Hier kann sich keine kirchliche oder sonstige Autorität dazwischen schalten und sagen: „Ja, aber“ – erst musst du noch diese Bedingung erfüllen oder jenes tun. Nein. Wenn ich die Worte höre und annehme, dann werden sie für mich zu Gottes Wort.

Das ist eine kostbare Erfahrung, die nicht nur Luther, sondern unzählige Menschen vor und nach ihm gemacht haben und immer wieder neu machen: Gott spricht zu mir durch die Worte der Bibel. Sie werden mir zu seinem Wort.

Luther wurde vorgeworfen, er habe mit der Bibelübersetzung und mit dem Bestehen auf Gottes Wort als einziger Autorität einen neuen Papst erschaffen, nicht einen aus Fleisch und Blut, sondern aus Papier.
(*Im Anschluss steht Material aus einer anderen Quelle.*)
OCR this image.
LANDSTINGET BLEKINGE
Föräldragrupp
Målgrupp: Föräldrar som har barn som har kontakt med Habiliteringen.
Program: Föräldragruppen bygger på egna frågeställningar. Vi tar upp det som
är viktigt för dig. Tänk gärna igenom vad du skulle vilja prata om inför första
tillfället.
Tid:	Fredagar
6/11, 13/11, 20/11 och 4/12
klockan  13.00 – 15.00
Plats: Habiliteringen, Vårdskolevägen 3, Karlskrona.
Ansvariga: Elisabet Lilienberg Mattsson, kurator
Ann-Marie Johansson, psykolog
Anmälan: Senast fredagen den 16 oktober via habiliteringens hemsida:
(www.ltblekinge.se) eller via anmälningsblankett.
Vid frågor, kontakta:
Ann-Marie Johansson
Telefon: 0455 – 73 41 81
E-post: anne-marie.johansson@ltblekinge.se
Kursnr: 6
Aber, liebe Gemeinde, genau das ist die Bibel eben nicht. Denn bei ihr geht es eben nicht um einen unkritischen Gehorsam ihr gegenüber, sondern um ein eigenständiges, kritisches Verstehen mit Herz und Verstand.

Luther hat ja selber die Bibel durchaus auch auf seine Weise kritisch gelesen. Er maß die Bibel an dem theologischen Kriterium „Was Christum treibet“, das ist für ihn das Entscheidende. Entsprechend schätze er das Johannesevangelium weit höher als etwa die Offenbarung oder den Jakobusbrief.

Nur wer die Texte genau liest, kann sie auch historisch-kritisch lesen und zugleich die Botschaft verstehen und auf sich beziehen. Deshalb ist es schade, wenn die Bibel in deutscher Sprache vielleicht das meistverbreitete Buch ist, aber nur selten gelesen wird. Da gehen Chancen geistlicher Erfahrung verloren.

Umgekehrt: wer regelmäßig die Bibel liest, auch die schwierigen und die fremd erscheinenden Stellen nicht ausspart, der wird Entdeckungen machen. Und der wird immer wieder neu berührt und angesprochen werden von Gottes Wort.

Der amerikanische Schriftsteller Mark Twain sagte einmal: „Ich habe keine Schwierigkeiten mit dem, was ich in der Bibel nicht verstehe. Probleme machen mir die Stellen, die ich sehr gut verstehe.“  Gottes Wort bewegt mich. Es kann mich auch in Unruhe versetzen und mich spüren lassen, dass in meinem Leben etwas in die falsche Richtung läuft. Das ging Mark Twain offenbar auch so.

Aber Gottes Wort schenkt mir auch die Gewissheit, dass ich von Gott geliebt bin und dass seine Vergebung mir die Perspektive gibt, neu anzufangen.

Darum gibt es keinen Grund, die Bibel links liegen zu lassen. Es lohnt sich, sie immer wieder zur Hand zu nehmen. Denn sie ist die Quelle, aus der unser Glaube schöpft. Wer nicht genug trinkt, der verdurstet. Das gilt auch im geistlichen Sinne für uns Glaubende. Schöpfen wir aus dieser Quelle. Es lohnt sich.